Showing posts with label EFV. Show all posts
Showing posts with label EFV. Show all posts

Tuesday, November 1, 2024

Rethinking Amphibious Assault

For USNI subscription members only (behind the paywall), this article by Noel Williams titled The Next Wave: Assault Operations for a New Era is a really interesting read. Here is a sample:
Perhaps the most promising technology area is unmanned systems. In the 2020s and beyond there will simply be no reason to place 20 Marines in a steel box and drive them through mined waters to land on an area-denied beach. An unmanned breacher vehicle (UBV), or family of unmanned systems, could clear and mark the assault lanes ahead of any manned surface movement. These UBVs could be launched from surface, subsurface, or airborne delivery means—overtly or covertly. UBVs could be given large magnetic and acoustic signatures to trigger influence mines and could be equipped with cameras, remote gun systems, plows, cutters, and/or line charges to clear beach obstacles. Additionally, it would be possible to transition the UBV to convoy reconnaissance and clearing missions once manned vehicles are ashore.

Introducing an unmanned system breaks the tyranny of the hybrid vehicle that we have found to be so costly and that inevitably results in compromises in both operating domains—afloat and ashore. Since current plans call for landing existing manned breacher vehicles roughly 30 minutes after the first amphibious tractor landing, the time frame requiring a vehicle that transitions seamlessly from sea to shore is roughly 30 minutes. If the joint force is able to achieve beach superiority for this brief period, there is no need for a hybrid vehicle at all. Introducing an unmanned initial assault wave completely eliminates the requirement.

Unmanned systems can provide improved operational capability and enhanced force-protection at significantly reduced cost.
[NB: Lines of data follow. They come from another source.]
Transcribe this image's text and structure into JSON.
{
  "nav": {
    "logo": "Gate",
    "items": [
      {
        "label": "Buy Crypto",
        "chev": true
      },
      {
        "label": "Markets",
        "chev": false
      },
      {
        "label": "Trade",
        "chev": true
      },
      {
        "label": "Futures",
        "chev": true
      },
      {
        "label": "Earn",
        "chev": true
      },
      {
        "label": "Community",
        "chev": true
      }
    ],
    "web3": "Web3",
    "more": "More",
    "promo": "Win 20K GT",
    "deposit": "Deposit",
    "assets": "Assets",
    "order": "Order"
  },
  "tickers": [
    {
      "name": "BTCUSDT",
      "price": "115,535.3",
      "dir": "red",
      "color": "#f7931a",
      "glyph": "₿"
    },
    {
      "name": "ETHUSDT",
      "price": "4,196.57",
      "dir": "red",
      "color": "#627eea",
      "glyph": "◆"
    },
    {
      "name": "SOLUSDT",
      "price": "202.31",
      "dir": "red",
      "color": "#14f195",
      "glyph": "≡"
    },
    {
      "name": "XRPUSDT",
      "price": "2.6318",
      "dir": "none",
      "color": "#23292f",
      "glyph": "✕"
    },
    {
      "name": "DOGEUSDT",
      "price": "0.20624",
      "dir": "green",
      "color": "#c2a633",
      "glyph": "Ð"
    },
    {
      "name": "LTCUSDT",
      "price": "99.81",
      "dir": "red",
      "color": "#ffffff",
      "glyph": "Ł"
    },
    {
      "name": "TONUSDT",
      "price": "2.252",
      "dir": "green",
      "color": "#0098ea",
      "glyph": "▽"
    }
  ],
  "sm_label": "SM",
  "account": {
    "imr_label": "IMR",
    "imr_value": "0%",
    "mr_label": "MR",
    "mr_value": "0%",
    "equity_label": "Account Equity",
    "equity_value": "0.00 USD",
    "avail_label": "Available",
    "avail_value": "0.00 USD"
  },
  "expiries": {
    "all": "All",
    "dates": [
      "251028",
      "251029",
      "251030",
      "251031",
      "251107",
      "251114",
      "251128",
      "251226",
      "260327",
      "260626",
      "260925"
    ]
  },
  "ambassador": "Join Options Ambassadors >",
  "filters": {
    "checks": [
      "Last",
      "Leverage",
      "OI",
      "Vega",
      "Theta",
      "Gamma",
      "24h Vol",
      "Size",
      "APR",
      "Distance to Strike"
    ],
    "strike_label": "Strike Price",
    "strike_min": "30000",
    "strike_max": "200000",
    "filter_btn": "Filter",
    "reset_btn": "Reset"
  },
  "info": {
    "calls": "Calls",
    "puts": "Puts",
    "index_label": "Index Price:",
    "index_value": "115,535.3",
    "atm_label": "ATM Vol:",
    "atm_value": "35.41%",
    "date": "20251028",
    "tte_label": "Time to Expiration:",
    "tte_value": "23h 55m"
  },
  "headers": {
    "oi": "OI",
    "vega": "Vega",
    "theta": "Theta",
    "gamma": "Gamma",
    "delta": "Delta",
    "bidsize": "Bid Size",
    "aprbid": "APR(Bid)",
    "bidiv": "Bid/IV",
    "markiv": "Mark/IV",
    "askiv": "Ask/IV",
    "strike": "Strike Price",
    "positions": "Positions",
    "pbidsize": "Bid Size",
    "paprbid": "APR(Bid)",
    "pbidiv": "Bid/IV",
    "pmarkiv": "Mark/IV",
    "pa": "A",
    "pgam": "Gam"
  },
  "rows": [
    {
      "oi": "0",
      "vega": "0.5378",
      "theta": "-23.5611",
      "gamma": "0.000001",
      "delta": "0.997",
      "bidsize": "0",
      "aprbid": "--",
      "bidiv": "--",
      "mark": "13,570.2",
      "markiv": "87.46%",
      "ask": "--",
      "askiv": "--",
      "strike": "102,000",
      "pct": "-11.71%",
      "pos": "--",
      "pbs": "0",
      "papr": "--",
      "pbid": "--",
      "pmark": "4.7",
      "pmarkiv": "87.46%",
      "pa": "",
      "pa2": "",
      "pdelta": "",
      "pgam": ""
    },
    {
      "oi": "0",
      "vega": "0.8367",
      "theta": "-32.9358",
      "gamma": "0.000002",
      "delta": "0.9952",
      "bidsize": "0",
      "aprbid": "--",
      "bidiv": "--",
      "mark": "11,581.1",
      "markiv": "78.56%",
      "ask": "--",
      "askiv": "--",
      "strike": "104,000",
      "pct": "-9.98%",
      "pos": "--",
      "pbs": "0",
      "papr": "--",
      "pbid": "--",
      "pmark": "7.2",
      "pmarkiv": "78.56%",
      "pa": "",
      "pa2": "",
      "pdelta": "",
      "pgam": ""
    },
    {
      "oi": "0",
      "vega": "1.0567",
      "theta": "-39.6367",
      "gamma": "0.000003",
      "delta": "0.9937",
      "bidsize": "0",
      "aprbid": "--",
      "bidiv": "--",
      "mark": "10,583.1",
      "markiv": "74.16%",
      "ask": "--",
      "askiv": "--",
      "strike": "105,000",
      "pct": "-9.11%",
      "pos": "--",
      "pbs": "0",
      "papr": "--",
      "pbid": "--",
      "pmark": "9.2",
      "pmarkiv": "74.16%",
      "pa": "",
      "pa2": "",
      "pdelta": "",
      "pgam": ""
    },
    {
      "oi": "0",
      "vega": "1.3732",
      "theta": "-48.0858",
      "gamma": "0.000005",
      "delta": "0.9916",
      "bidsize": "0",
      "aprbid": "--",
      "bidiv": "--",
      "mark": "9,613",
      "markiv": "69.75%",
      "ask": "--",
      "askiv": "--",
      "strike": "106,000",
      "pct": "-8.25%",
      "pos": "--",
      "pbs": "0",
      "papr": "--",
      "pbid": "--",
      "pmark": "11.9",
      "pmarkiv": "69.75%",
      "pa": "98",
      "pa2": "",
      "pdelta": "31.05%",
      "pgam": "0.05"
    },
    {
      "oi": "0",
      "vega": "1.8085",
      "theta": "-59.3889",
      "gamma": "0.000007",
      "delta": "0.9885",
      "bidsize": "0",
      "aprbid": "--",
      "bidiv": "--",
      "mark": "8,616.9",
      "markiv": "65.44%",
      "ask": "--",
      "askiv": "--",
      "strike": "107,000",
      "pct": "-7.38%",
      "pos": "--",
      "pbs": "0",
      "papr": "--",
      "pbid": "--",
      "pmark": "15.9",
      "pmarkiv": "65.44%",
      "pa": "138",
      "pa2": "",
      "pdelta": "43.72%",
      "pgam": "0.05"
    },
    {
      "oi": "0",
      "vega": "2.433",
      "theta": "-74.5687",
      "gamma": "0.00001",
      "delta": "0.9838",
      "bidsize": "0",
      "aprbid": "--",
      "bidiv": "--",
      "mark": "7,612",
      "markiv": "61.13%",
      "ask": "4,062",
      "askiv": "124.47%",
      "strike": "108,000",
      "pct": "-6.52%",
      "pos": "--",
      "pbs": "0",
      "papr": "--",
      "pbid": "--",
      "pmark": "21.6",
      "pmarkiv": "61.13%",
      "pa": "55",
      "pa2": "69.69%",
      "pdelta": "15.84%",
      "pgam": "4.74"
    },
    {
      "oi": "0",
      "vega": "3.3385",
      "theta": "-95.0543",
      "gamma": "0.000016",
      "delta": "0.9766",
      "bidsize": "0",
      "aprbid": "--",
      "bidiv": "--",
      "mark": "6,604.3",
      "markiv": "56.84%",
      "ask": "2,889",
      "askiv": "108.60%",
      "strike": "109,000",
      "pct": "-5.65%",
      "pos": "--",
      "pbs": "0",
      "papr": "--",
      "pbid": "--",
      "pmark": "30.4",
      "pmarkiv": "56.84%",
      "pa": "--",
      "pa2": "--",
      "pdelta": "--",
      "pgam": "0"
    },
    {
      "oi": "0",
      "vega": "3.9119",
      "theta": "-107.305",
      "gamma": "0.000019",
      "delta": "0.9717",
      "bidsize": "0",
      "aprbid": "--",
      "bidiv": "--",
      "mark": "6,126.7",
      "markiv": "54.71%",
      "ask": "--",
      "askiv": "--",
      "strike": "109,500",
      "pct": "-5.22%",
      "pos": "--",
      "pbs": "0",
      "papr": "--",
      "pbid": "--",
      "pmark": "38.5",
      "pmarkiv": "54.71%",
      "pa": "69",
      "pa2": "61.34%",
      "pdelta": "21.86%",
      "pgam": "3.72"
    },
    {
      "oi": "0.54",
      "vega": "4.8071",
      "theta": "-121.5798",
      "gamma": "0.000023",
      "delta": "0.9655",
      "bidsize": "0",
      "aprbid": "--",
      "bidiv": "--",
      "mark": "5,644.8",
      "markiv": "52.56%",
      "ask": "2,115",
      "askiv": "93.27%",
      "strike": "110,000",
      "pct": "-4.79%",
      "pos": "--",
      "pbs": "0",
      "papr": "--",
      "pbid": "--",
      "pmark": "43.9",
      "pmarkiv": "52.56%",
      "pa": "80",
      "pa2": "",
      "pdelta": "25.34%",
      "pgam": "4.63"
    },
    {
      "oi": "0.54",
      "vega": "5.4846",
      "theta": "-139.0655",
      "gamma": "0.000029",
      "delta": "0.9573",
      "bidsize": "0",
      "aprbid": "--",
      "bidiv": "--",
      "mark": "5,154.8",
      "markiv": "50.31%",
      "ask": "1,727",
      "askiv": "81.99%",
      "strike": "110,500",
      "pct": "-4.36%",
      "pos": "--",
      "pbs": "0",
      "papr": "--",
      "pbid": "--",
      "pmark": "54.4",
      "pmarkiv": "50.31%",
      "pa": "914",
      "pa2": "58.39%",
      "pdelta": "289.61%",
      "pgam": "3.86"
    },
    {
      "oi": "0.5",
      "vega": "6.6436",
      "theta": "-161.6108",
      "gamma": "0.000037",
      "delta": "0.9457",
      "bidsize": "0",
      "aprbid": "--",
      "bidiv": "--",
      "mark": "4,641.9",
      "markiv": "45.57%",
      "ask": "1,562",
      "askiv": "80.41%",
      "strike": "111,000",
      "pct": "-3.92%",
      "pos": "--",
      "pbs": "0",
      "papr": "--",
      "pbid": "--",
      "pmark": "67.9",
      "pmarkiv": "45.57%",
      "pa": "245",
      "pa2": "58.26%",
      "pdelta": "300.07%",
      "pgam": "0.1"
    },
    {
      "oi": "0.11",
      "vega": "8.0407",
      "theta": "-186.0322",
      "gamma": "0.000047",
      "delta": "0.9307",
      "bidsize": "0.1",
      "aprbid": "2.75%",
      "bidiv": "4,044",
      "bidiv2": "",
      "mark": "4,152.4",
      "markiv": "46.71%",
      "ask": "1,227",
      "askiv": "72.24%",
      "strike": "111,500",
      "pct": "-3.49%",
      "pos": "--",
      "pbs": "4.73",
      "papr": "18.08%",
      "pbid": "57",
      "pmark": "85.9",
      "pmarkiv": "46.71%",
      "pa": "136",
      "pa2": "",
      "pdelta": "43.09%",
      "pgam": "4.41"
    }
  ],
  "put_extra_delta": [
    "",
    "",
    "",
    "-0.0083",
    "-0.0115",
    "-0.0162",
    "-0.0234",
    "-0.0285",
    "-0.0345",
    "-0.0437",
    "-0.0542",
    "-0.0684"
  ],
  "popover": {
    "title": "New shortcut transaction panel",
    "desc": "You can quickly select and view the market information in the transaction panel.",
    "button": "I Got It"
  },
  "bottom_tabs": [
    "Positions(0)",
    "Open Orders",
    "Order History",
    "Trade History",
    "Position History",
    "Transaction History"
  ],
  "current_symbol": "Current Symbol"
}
Unmanned breachers allow the introduction of ground-fighting vehicles to shore via surface-effect and displacement connectors. By thus avoiding the requirement for a hybrid vehicle, the Marine Corps can focus its limited resources on producing a new fighting vehicle optimized for operations ashore.

This combination of unmanned systems for the initial surface wave and non-hybrid wheeled fighting vehicles for ashore provides a real opportunity to lighten the Marine Air-Ground Task Force (MAGTF), while drawing a clear distinction between Marine Corps and heavy Army units. Additional savings might be realized by participating in a joint venture with the Army to produce a next-generation fighting vehicle (a Stryker successor) with riverine capability. The latest generation of light armored vehicle, or its commercially available equivalent, would provide operational flexibility, training, maintenance, sustainment, and affordability benefits. Determining the actual material solution should be facilitated by additional wargaming and analysis based on threat and operational-concept considerations.
If the USMC did something like this - going unmanned with their breach vehicle from the sea - that would have a trickle down impact on several things including the MPC (Marine Personnel Carrier) requirements, because the MPC would become more important as the primary mover of Marines. There are a lot of things you can do when you remove the EFV/AAAV role and replace that with an unmanned system, but it is also obvious it adds additional impacts to other areas of the USMC ground vehicle force that would require additional study.

I like this idea a lot, but need more time to consider the degree to which it impacts other things.

Tuesday, April 19, 2024

The Answer is Always the Marine Corps, Now What Was the Question?

"With or without the LCS, when asked what capability is required to fight in the Littorals - the right answer will always be the Marine Corps."
I try to save all my email, and that is a quote from an email sent to me in early November 2008, before I was embarked on FREEDOM, from a Marine LtCol who insisted that is the most important lesson I would learn by riding on FREEDOM a few days. I thought of that quote when I read this article over at DoD Buzz discussing Chris Rawley's swarming boat scenario from earlier this morning.

Phil Ewing concludes implying the right answer to swarming threats might be the Marine Corps Cobra gunships. That suggests me that in 2011:
  • The LCS is still a Powerpoint capability
  • RW Squadrons need more articulate advocates
  • Navy ships can never have enough guns, particularly on the bigger warships
The point is valid though. Of the three scenarios presented by Chris, none of them include a Marine Corps perspective. Back when the EFV was in its infancy, I distinctly remember suggestions the EFV and it's 30mm gun could blow up swarming boats as it moved from ship-to-shore. When I was at the EFV shop in San Diego earlier this year, I asked about that. When asked, the Marine SSgt looked at me and said (and I am quoting),
"The EFV is as fast as the LCS, shorter than a Boston Whaler, and surrounded in armor. Tell me how creative the Colonel is and I'll tell you what we can do."
So as I think about the question Chris proposed, I'm thinking that the price of 1 DDG-51 I'll take a LPD-17 with Romeos, Cobras, EFVs, and instead of LCACs or LCUs, I'll take CB-90s and the blue green team that makes this capability a blue/green/brown water nightmare for the enemy.